Sinais
de fadiga
Nos últimos três anos o Plano Real governou o Brasil. Não importa muito quem estivesse na cabina de comando, o plano funcionou como se fosse uma espécie de piloto automático: a nave deixou a zona de turbulência de hiperinflação e navegou no espaço de uma economia estabilizada, para alegria da tripulação e encanto dos passageiros.
Neste período, os governos desfrutaram altos índices de popularidade, graças ao alívio proporcionado pela queda da inflação e a consequente recuperação do poder de compra de amplas camadas da população. As responsabilidades de governo se tornaram tão leves que o segundo presidente do Plano Real pôde afirmar, após um ano e meio de mandato, que ‘‘nunca foi tão fácil governar’’... Na realidade, o piloto automático continuava realizando a tarefa...
Houve quem avisasse que havia tuburlência na rota, mas ninguém prestou muita atenção à advertência de que o período de encantamento estava terminando. Num artigo recente publicado na ‘‘Folha de São Paulo’’, por exemplo, o professor Antônio Barros de Castro, da Universidade Federal do Rio de Janeiro, mostrou que os efeitos da distribuição de renda já haviam cessado em favor dos trabalhadores. E mais ainda: que a massa de salários encontra-se virtualmente estagnada desde meados de 1996. ‘‘A estabilidade - diz o professor - começa a ser encarada como uma situação normal e o Plano Real está passando por uma fase de desencantamento’’.

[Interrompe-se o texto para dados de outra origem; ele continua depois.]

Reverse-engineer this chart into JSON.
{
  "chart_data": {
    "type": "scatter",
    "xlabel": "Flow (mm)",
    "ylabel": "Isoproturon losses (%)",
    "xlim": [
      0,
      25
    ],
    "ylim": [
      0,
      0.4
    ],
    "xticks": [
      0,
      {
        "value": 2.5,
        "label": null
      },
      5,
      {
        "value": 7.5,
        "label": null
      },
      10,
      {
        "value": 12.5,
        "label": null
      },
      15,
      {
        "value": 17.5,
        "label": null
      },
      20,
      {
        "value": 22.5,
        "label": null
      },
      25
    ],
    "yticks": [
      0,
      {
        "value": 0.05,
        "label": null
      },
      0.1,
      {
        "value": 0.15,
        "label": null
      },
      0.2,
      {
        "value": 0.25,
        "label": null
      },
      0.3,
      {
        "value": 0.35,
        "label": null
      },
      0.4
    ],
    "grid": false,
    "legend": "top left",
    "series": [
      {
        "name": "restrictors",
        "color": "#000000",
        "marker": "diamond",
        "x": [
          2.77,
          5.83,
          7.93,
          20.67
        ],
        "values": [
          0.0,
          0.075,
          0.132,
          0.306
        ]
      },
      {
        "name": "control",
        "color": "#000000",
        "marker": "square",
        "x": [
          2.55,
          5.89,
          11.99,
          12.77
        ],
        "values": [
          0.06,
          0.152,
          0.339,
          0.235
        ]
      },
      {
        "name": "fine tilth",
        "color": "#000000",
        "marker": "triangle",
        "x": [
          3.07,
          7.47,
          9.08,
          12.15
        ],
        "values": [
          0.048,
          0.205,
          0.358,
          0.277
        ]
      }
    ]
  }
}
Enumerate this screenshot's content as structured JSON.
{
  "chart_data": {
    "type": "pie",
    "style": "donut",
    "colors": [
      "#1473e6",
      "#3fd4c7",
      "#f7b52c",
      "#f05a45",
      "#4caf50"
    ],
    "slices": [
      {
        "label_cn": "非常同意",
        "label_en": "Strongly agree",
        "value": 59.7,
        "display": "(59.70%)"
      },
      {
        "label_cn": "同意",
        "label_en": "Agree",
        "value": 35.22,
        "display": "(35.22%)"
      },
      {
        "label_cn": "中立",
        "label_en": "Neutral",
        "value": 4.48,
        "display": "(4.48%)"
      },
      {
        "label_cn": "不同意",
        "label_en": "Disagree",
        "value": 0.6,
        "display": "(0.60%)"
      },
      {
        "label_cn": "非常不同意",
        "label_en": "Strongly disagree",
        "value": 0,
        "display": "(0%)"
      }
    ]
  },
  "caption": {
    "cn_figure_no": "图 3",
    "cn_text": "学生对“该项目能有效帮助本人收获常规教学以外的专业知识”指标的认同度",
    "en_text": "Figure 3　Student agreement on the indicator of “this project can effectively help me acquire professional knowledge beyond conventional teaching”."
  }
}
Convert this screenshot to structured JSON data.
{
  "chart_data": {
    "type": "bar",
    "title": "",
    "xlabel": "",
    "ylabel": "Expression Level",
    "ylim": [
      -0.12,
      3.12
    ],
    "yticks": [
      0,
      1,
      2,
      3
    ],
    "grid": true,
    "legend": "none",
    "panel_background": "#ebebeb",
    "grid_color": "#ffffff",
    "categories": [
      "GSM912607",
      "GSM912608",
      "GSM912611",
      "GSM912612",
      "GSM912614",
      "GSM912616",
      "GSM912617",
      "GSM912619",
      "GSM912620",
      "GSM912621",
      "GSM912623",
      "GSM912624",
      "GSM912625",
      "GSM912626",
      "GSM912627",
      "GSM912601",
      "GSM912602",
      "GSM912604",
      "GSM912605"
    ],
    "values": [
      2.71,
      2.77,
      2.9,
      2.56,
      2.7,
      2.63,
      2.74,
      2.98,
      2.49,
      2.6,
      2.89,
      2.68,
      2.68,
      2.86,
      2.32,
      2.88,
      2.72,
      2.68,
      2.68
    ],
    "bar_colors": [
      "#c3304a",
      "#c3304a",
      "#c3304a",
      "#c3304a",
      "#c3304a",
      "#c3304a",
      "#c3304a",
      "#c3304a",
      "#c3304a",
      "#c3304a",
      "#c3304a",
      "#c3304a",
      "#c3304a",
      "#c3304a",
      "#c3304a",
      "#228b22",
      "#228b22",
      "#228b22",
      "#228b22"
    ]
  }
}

Com ênfase semelhante, tivemos oportunidade de alertar o governo para o agravamento do clima social no país, não apenas porque cessaram os efeitos da distribuição da renda, mas em virtude da cruel discriminação representada pela eliminação de milhares de postos de trabalho. Não se pode considerar trivial o fato revelado em pesquisa de opinião, na qual 67% dos entrevistados apontaram o desemprego como o problema número 1.
Na raiz do aumento dramático das tensões que ora se verifica - e que nenhum piloto automático será capaz de corrigir - está a incrível ‘‘aposta’’ do governo de que o país manterá o equilíbrio social com a economia crescendo, no limite, apenas 3% ao ano! O que, na prática, significa ignorar o drama das famílias de milhões de sem-emprego e sem-cidadania!
Apesar do enorme esforço de propaganda para manter o ‘‘encanto’’ do Plano Real, a população começa a se inquietar diante da alienação do governo face a problemas como: dificuldade de encontrar trabalho, mesmo na famigerada (e louvada pelo governo) ‘‘economia informal’’, o aumento da insegurança no campo e nas cidades; o desmantelamento dos serviços públicos essenciais, especialmente no atendimento à saúde; a injustificada e cruel erosão dos rendimentos dos aposentados. E, mesmo com a acomodação de uma parte da mídia, as pessoas vão se informando que o baixo crescimento da economia decorre do constrangimento externo produzido pela sobrevalorização do real. A política econômica é refém do mercado financeiro internacional. Não pode baixar os juros porque depende dos investimentos especulativos externos que nada produzem e não criam empregos. Aumento de renda, só no setor financeiro.
Transcorridos três anos, o piloto automático dá sinais de fadiga. Baixos níveis de crescimento com piora na distribuição de renda e endividamento externo são receita certa de tuburlência. Está na hora do governo assumir o comando e começar a governar o Real.
- ANTÔNIO DELFIM NETTO é deputado federal (PPB).